I understand that it is possible to be saved without full knowledge of many of the doctrines of Jesus Christ. When I was saved at the age of eight, I did not understand what the Virgin Birth of Christ. I did not understand the meaning of Justification and being made righteous in Christ. I did not know that the Holy Spirit came to live in the heart of the believer or what the Body of Christ was. What I did have though was a very clear picture of my sin and my inability to do anything about my sin but that Jesus through His death on the cross and His resurrection from the dead guaranteed salvation from the lake of fire to all who trust Christ. That is the more accurate understanding of Jesus Christ that is absolutely essential to salvation.


As we have already seen, Apollos knew the Scriptures but did not have a fully accurate understanding of who Jesus is. It is amazing that Apollos was willing to listen to this couple but he did. Spurgeon tells of a young man with great gifts and ability but with a different attitude who accompanied a minister friend to the city jail to observe his friend preach.

“…As the minister looked at the audience, he preached to them Jesus with so much earnestness as deeply to impress his companion. On their return home, the young man said, ‘The men to whom you preached to-day must have been moved by the utterance of such truth. Such preaching cannot fail to influence.’ ‘My dear young friend,’ answered the minister, ‘were you influenced? Were you impelled by the words you heard to-day to choose God as your portion?’ ‘You were not preaching to me, but to your convicts,’ was quickly answered. ‘You mistake. I was preaching to you as much as to them. You need the same Saviour as they. For all there is but one way of salvation. Just as much for you as for these poor prisoners was the message of this afternoon. Will you heed it?’ The word so faithfully spoken was blessed of God.” from My Sermon Notes, Volume 3, Charles Haddon Spurgeon

Apollos heard the message and his ministry was changed. The change is evident in 1 Corinthians 3. Apollos is no longer building on the foundation of John’s baptism but on the foundation of Jesus Christ. The reason Paul could write that the church in Corinth has all knowledge was because both the planter and the waterer built on the foundation of Christ. It is vitally important that people understand who Christ is.
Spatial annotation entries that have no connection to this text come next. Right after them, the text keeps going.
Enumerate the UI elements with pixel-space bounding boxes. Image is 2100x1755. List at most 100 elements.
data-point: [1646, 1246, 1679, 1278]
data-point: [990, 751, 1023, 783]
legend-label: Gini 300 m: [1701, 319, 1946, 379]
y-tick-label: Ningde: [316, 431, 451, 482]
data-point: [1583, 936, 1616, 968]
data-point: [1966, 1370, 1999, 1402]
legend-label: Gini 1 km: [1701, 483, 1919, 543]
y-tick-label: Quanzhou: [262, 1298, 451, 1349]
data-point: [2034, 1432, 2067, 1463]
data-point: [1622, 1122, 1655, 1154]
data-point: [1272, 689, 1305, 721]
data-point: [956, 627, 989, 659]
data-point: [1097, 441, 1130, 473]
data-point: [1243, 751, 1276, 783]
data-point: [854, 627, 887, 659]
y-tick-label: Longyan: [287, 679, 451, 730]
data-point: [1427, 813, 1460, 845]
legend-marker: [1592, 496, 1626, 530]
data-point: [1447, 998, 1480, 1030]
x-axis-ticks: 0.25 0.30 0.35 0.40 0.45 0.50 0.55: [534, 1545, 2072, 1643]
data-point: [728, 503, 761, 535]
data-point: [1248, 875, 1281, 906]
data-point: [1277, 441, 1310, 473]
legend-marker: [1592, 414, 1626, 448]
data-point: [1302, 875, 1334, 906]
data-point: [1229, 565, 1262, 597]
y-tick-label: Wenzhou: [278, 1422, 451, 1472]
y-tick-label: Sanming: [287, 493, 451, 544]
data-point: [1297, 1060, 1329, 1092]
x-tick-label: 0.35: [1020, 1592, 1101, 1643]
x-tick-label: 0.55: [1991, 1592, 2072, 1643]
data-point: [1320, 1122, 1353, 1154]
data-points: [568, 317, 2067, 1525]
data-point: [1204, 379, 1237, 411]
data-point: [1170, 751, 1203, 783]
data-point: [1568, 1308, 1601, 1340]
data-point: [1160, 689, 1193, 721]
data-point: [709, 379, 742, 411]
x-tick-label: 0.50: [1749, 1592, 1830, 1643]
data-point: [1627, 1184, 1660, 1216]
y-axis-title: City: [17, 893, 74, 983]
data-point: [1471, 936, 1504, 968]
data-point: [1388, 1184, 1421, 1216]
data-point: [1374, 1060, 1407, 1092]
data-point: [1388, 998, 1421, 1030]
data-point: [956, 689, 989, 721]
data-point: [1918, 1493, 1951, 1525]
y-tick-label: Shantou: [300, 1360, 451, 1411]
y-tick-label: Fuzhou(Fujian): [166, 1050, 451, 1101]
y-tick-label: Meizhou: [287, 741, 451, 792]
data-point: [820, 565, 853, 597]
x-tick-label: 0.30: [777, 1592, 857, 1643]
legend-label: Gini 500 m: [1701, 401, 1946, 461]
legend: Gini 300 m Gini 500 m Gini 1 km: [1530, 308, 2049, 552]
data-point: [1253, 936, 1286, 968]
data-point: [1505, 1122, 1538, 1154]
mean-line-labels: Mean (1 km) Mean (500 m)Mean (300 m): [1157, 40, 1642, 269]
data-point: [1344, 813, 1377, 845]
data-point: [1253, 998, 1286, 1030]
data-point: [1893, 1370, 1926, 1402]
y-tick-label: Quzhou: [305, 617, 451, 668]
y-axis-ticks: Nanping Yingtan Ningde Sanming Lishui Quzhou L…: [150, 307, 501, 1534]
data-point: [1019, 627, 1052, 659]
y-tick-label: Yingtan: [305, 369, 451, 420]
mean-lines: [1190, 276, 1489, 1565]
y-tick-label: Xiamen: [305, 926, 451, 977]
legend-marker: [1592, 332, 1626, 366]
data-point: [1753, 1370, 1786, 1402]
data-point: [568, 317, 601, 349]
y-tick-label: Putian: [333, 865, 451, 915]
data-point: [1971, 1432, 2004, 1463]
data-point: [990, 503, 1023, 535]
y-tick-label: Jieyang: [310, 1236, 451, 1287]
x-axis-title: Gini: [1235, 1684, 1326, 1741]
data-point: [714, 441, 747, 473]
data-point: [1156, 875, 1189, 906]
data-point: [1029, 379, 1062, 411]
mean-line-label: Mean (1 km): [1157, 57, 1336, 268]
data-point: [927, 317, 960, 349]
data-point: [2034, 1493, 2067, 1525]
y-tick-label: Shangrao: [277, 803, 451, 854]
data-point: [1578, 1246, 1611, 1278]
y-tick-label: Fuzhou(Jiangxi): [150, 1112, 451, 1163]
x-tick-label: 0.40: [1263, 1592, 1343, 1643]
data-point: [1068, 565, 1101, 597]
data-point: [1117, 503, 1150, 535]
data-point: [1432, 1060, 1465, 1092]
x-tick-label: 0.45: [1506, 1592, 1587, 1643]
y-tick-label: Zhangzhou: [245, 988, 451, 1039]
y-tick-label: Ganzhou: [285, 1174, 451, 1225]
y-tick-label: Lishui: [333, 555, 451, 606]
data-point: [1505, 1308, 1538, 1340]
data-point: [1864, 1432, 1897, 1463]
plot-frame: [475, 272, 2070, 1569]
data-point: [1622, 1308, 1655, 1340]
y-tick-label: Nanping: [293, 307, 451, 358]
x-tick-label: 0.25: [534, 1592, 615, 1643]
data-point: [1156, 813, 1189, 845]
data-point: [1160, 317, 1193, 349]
The popular thought today is that the only way to keep our young people from leaving the church is to make church more appealing to them. That will not work in the long run. There is nothing wrong with trying to make a church service enjoyable or even more culturally appealing. We desire every week to put our best foot forward in our church service but that will not change people’s lives. They need to see Jesus more accurately. They need to understand Him more fully.